The “Wherefore Identifiers” post that preceded the above on Pete’s blog is more of a challenge; the Norman Walsh riposte and Pete’s query on full-text local names made me forget who I was and what I was doing here. I’ll come back to it when I have more time and less confusion…
Persistence is a social problem, not a technical one.
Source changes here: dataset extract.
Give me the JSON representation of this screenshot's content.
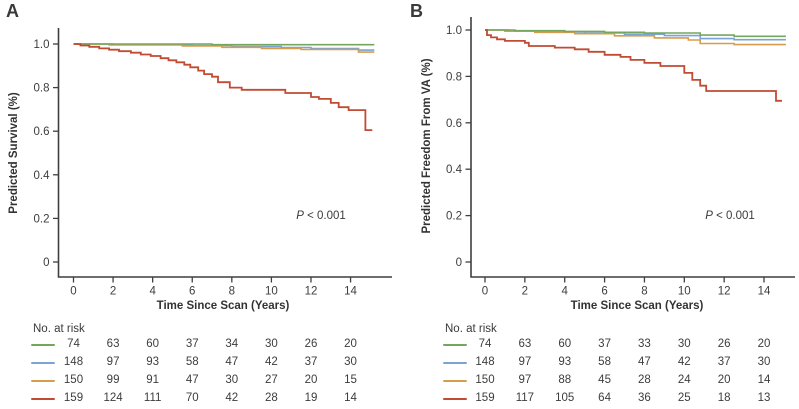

There is no sequence of characters that is, by its nature, inherently more persistent than an HTTP URI.
The fact that some HTTP URIs go 404 after some period of time, doesn’t mean that they all will or must (well, any sooner than any other system of reference, anyway).
Rather than investing in elaborate redirection schemes that are, at bottom, no more persistent than simple URIs, it probably makes more sense to attempt to get the agencies in question to adopt a reasonable persistence policy, such as the W3C Persistence policy.